There are some weaknesses associated with the approach that we have taken here. Our forced-choice discrimination approach, essentially constructed with available household materials (i.e., commercially available candle-shavings), demonstrates proof-of-concept for lavender discrimination but does not allow precise standardization of stimuli presentation, nor does it control for sniffing effort, which has been suggested to play a role in at least some of the olfactory performance deficits demonstrated by PD patients but which may otherwise be unelated to overall motor impairment . We also did not find an association between PD patients’ ability to discriminate lavender and the severity of their motor impairment on the UPDRS. The ability of at least some of the PD patients to discriminate lavender is somewhat surprising, since lack of standardization might have even increased the probability of a negative result.

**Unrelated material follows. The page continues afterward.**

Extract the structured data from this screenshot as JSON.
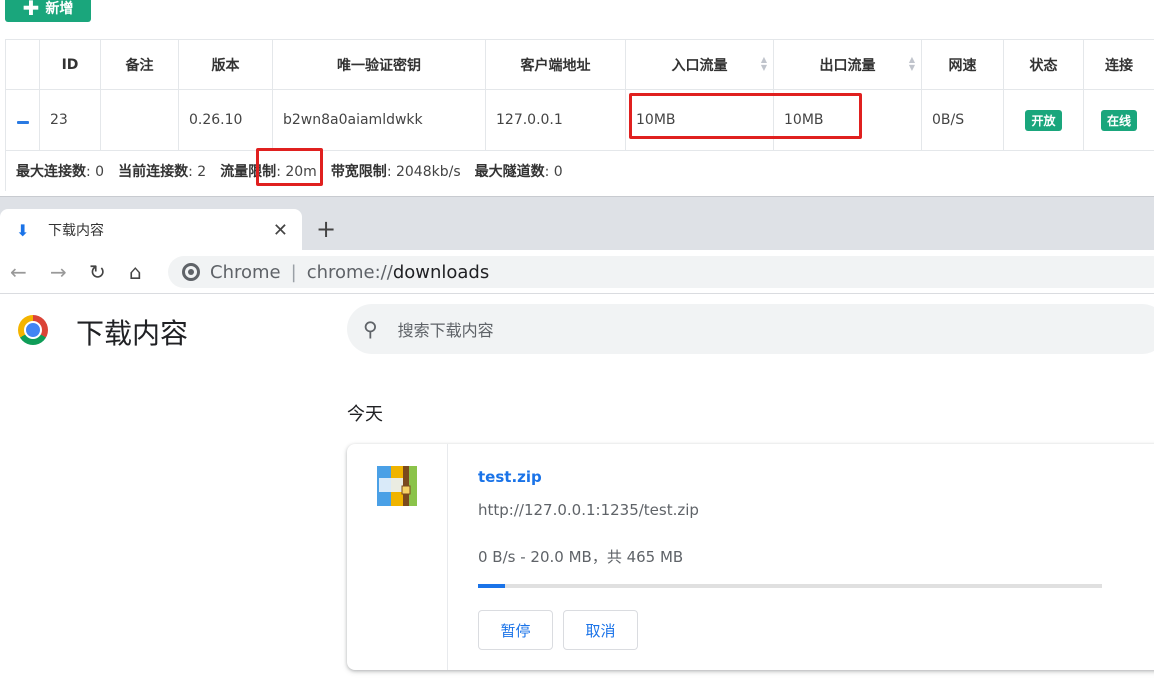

Though our results could be interpreted as compatible with the potential beneficial effects of lavender on sleep in some studies of patients with advanced neurodegenerative diseases [4–10], the presentation of odors during sleep has complex effects, since it is not always apparent that such stimuli, whether pleasant or noxious, impact objective sleep measures. For example, when presented intermittently during EEG monitored sleep in tightly controlled temporally sequences, even stimuli thought to activate olfaction primarily through trigeminal afferents may not always result in altered sleep architecture [46, 47], though acute changes in inspiration and expiration during stimuli presentation have been noted . On the other hand, when presented prior to sleep, certain scents, like lavender, have been reported to enhance sleep quality and increase polysomnographically defined measures such as slow wave sleep, at least in young adults with presumably intact olfactory function [49, 50]. Interestingly, stimuli with both higher (e.g., lavender) and lower (e.g., vanilla) likelihood of trigeminal mediation were shown to enhance delta activity when presented during sleep in healthy younger persons as well . The latter results cannot necessarily be extrapolated to those with neurodegenerative diseases, but they do allow for the possibility that aromatherapy might indeed impact sleep in such populations.
In summary, our results are compatible, at least in principle, with certain types of aromatherapy (e.g., lavender) being candidates for improving sleep in neurodegenerative disease. Clinical trials of lavender have varied widely in quality, and most have been poorly controlled to date . Clearly additional work would be required to determine both the efficacy and mechanisms underlying such an intervention.